Telephones were the first widely public product to manipulate this response. Before Bell's invention became part of daily life in the late 19th century, the only kind of mechanical aural warning the average person heard was a factory or train whistle, or the bell on a horse-drawn fire truck. Telephones were made to ring because a ring couldn't be ignored. It tugged at our primitive brain stem.
The same logic came into play in the early 1970s, when the retail food industry began searching for a better way to control inventory. A committee chaired by a Heinz executive selected a 12-digit bar code developed by IBM, and in 1974 a pack of chewing gum became the first product to be sold via a bar-code scanner, which announced the deed with a beep.
In April, the world's leading manufacturer of in-counter supermarket scanners celebrated production of the one-millionth. Datalogic Magellan scanner, with a promotional video and world tour of 17 trade shows. A lot has changed inside the Magellan since it was first designed, but it still blurts the same raw beep tone that scanners have been making since the disco era.

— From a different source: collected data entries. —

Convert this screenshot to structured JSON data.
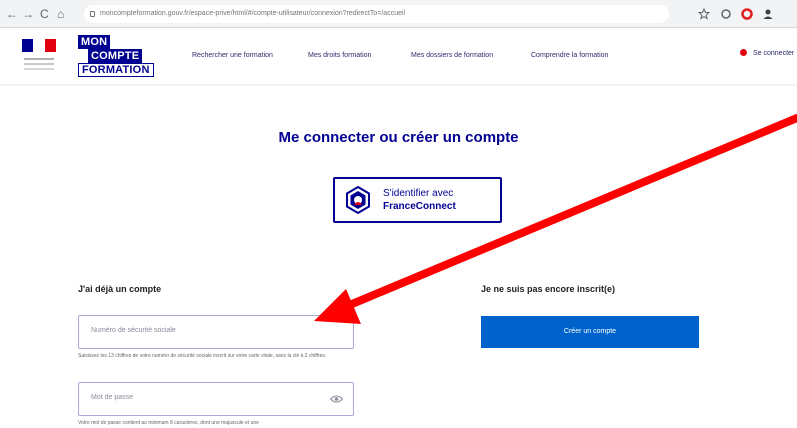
{
  "browser": {
    "url": "moncompteformation.gouv.fr/espace-prive/html/#/compte-utilisateur/connexion?redirectTo=/accueil",
    "controls": [
      "←",
      "→",
      "C",
      "⌂"
    ]
  },
  "header": {
    "brand": [
      "MON",
      "COMPTE",
      "FORMATION"
    ],
    "nav": [
      "Rechercher une formation",
      "Mes droits formation",
      "Mes dossiers de formation",
      "Comprendre la formation"
    ],
    "account": "Se connecter"
  },
  "main": {
    "title": "Me connecter ou créer un compte",
    "franceconnect": [
      "S'identifier avec",
      "FranceConnect"
    ],
    "login": {
      "title": "J'ai déjà un compte",
      "ssn_placeholder": "Numéro de sécurité sociale",
      "ssn_hint": "Saisissez les 13 chiffres de votre numéro de sécurité sociale inscrit sur votre carte vitale, sans la clé à 2 chiffres.",
      "password_placeholder": "Mot de passe",
      "password_hint": "Votre mot de passe contient au minimum 8 caractères, dont une majuscule et une"
    },
    "signup": {
      "title": "Je ne suis pas encore inscrit(e)",
      "button": "Créer un compte"
    }
  },
  "colors": {
    "brand_blue": "#000091",
    "brand_red": "#e1000f",
    "button_blue": "#0063cb",
    "arrow": "#ff0000"
  }
}
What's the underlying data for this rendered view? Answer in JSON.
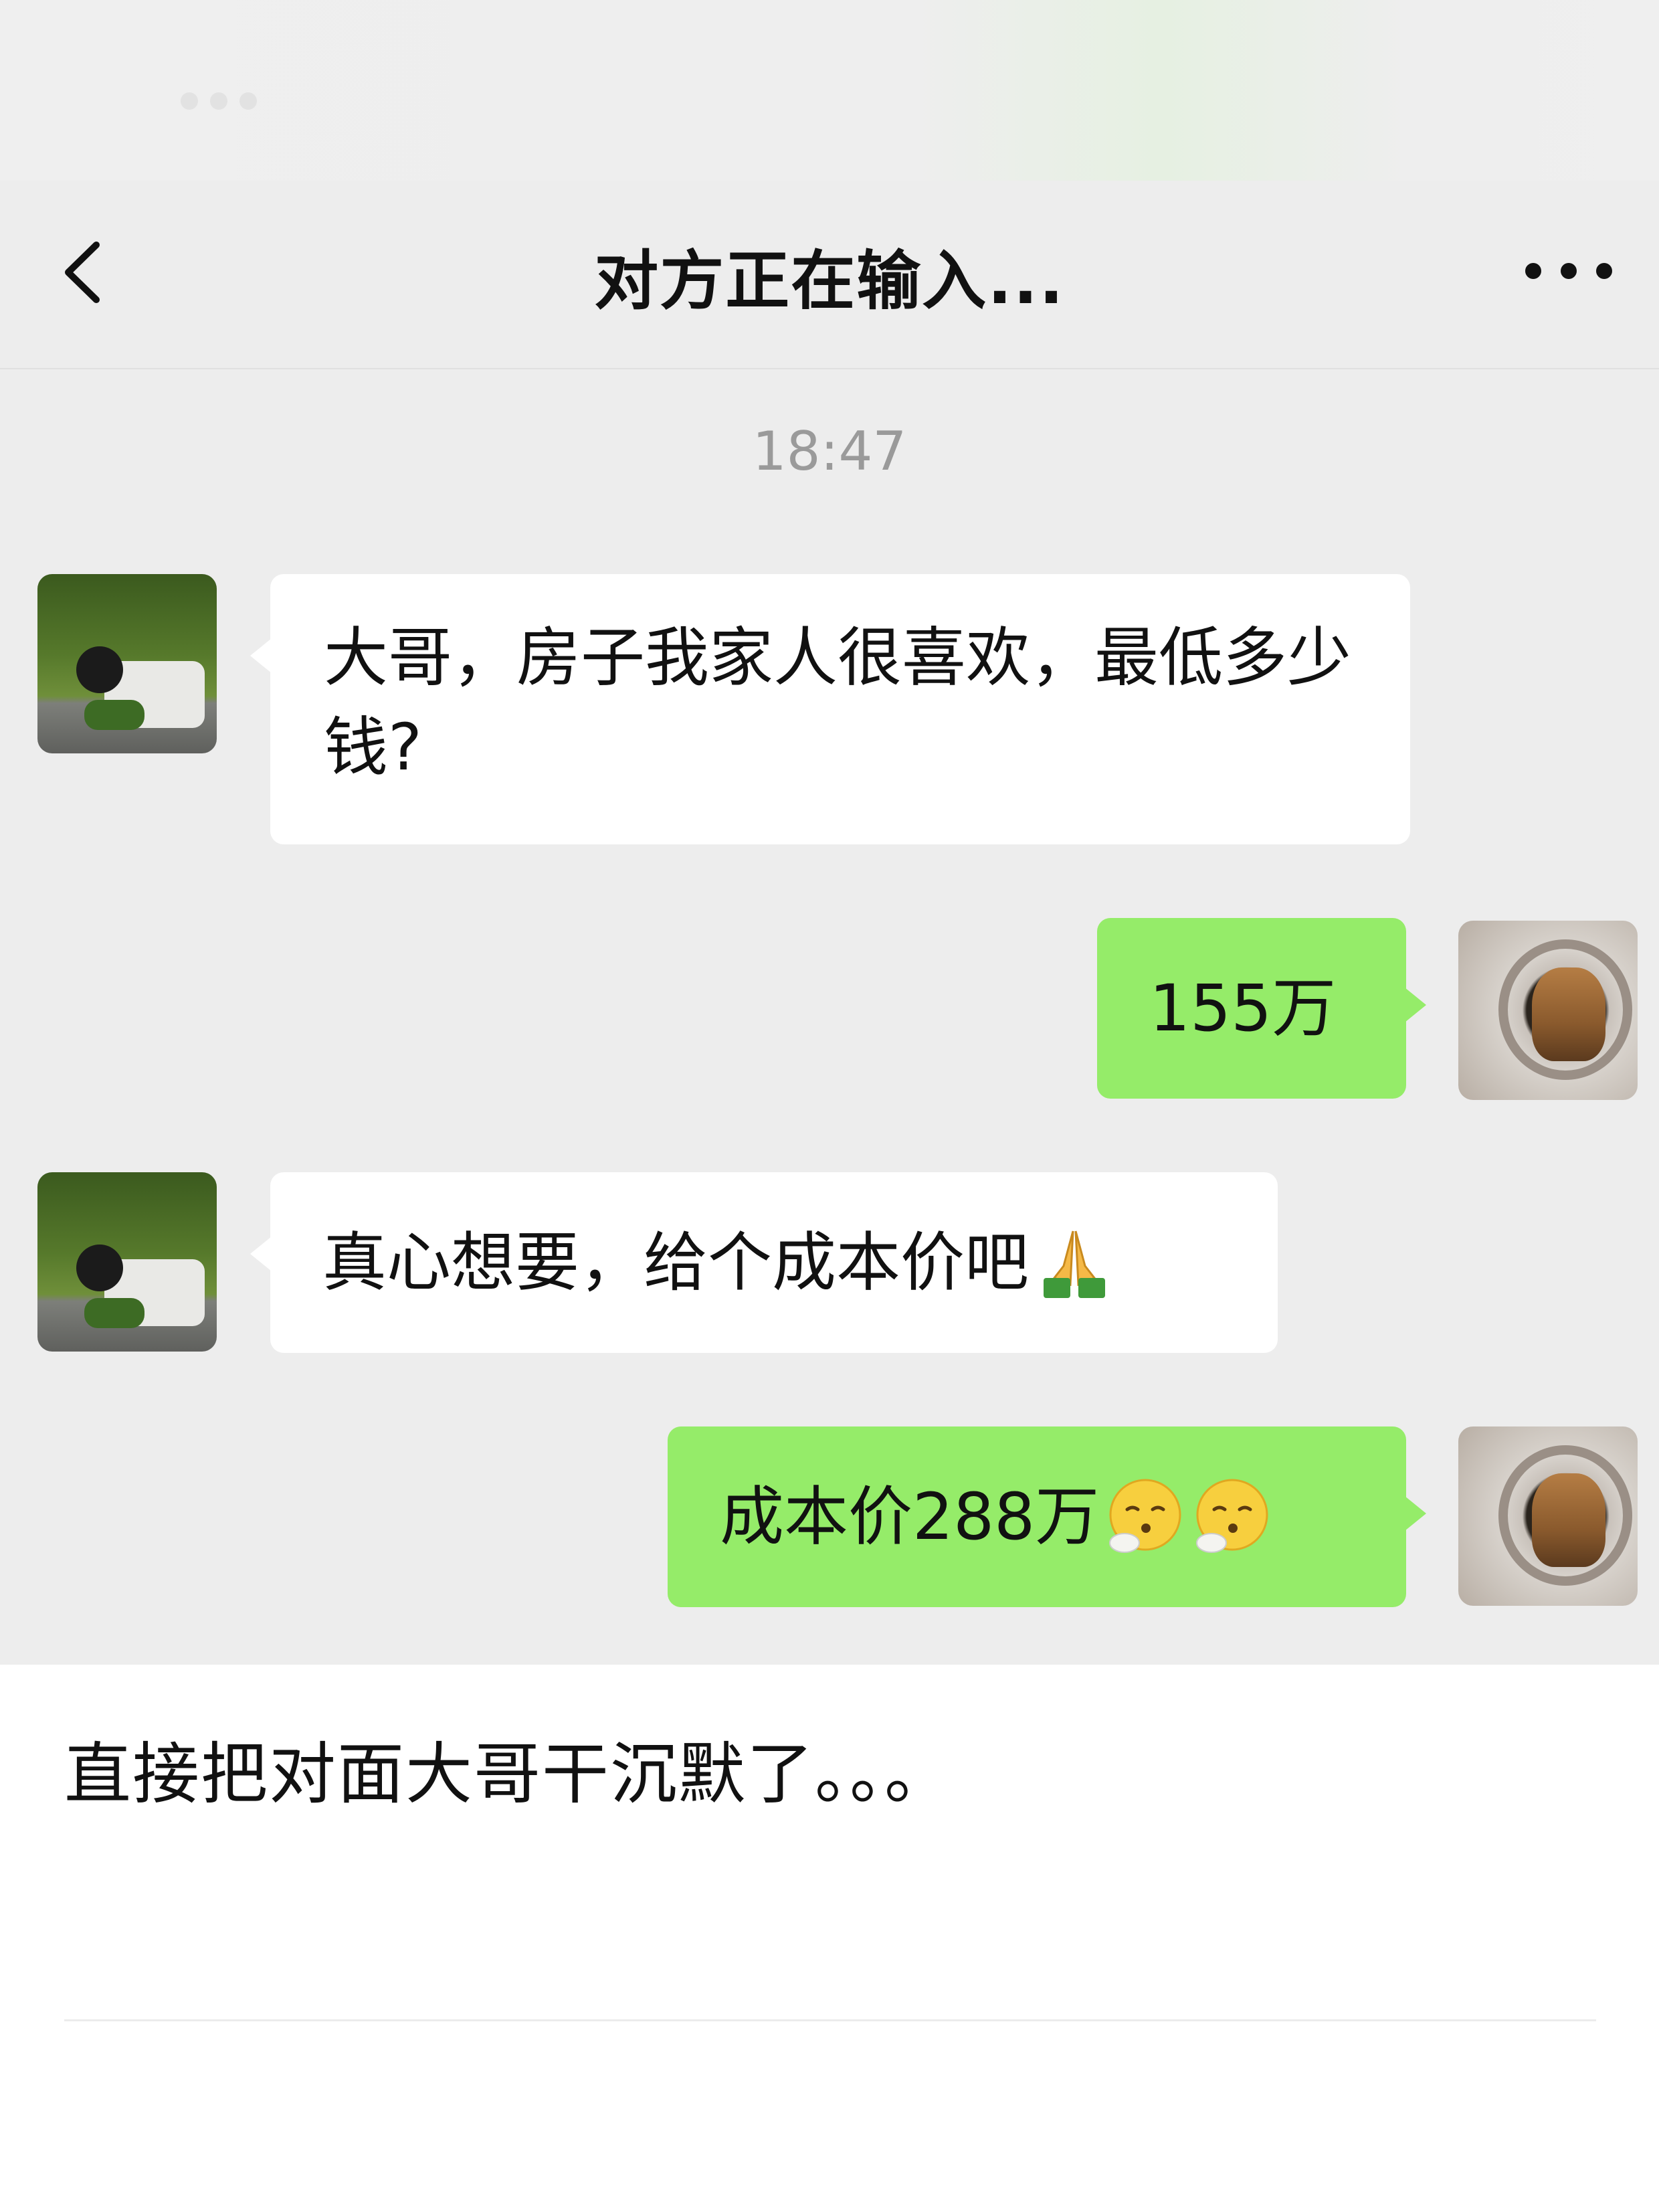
{
  "nav": {
    "back_icon": "chevron-left-icon",
    "title": "对方正在输入...",
    "more_icon": "more-dots-icon"
  },
  "chat": {
    "timestamp": "18:47",
    "messages": [
      {
        "sender": "other",
        "text": "大哥，房子我家人很喜欢，最低多少钱?"
      },
      {
        "sender": "self",
        "text": "155万"
      },
      {
        "sender": "other",
        "text": "真心想要，给个成本价吧",
        "emoji": "praying-hands"
      },
      {
        "sender": "self",
        "text": "成本价288万",
        "emoji": "smirk-face x2"
      }
    ]
  },
  "caption": "直接把对面大哥干沉默了。。。",
  "colors": {
    "chat_background": "#ededed",
    "sent_bubble": "#95ec69",
    "received_bubble": "#ffffff",
    "timestamp_text": "#9a9a9a"
  }
}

Bank machines make the same sound, though ATMs tend to be quieter than supermarket scanners, and gather in smaller numbers. Checking your balance is a more private act than unloading your jumbo pack of mini-pizzas onto the store conveyer. If the ATM represents the chamber music of beep tones, my No Frills is the rock 'n' roll, without the sex, the drugs or the music.
Does it have to be like this? Couldn't we find a more pleasant way for machines to tell us that the product is scanned or the money is deposited?
"Maybe they could sample a soft vibraphone or marimba sound," says Darren Copeland, a composer and artistic director of New Adventures in Sound Art, a Toronto-based group whose current Sound Travels festival (on through Sept. 25) focuses on acoustic installations and environments. "Something that has more complexity, and is a little more pleasing to the ear than a raw beep tone."
Perhaps some variation in tone would help. Most of these machines make only one beep tone, but the pitch differs from one to another. The Magellans at my No Frills sound an A. The NCR machines used by CIBC are pitched at C, as are TD Canada Trust's Diebold ATMs. Scotiabank's Wincor Nixdorf machines sound a soft D, and the NCR models used by RBC play an F, with a wacky high F-sharp for some operations, like when you hit the cancel button.
Musicians will spot two familiar patterns in these pitches: an F-major and D-minor chord (flipping to D-major when you trigger that alternate tone at RBC). What if we took a chord or scale that sounds good in any iteration (such as the pentatonic or "black key" scale), and randomized it? Every time you hit a key or scan an item, you'd get a different tone, but within the same consonant chord. The result, in a big supermarket, would be something that sounds like a wind chime, or one of the ambient-music constructions of Brian Eno. You wouldn't have the same pitch hammering at your ear without cease.
John Oswald, another composer who created a sound installation for the Royal Ontario Museum's Spirit House (that partially enclosed space opposite the ticket booths), thinks bird calls might be a good alternative. "For most people, a bird tweet is a reassuring sound, a reminder of the natural world in an unnatural setting."
The details can be worked out, but first, the companies that make these things have to accept non-obnoxious sound as a design goal, right up there with good ergonomics and stable software. Datalogic refused a request to air its thoughts on this issue, maybe because the company hasn't been thinking about it. Most appliance manufacturers don't: There's a vast array of beeptastic gizmos out there, including my microwave.
"There's no shortage of composers in our society," says Copeland. "What we really need are sound designers."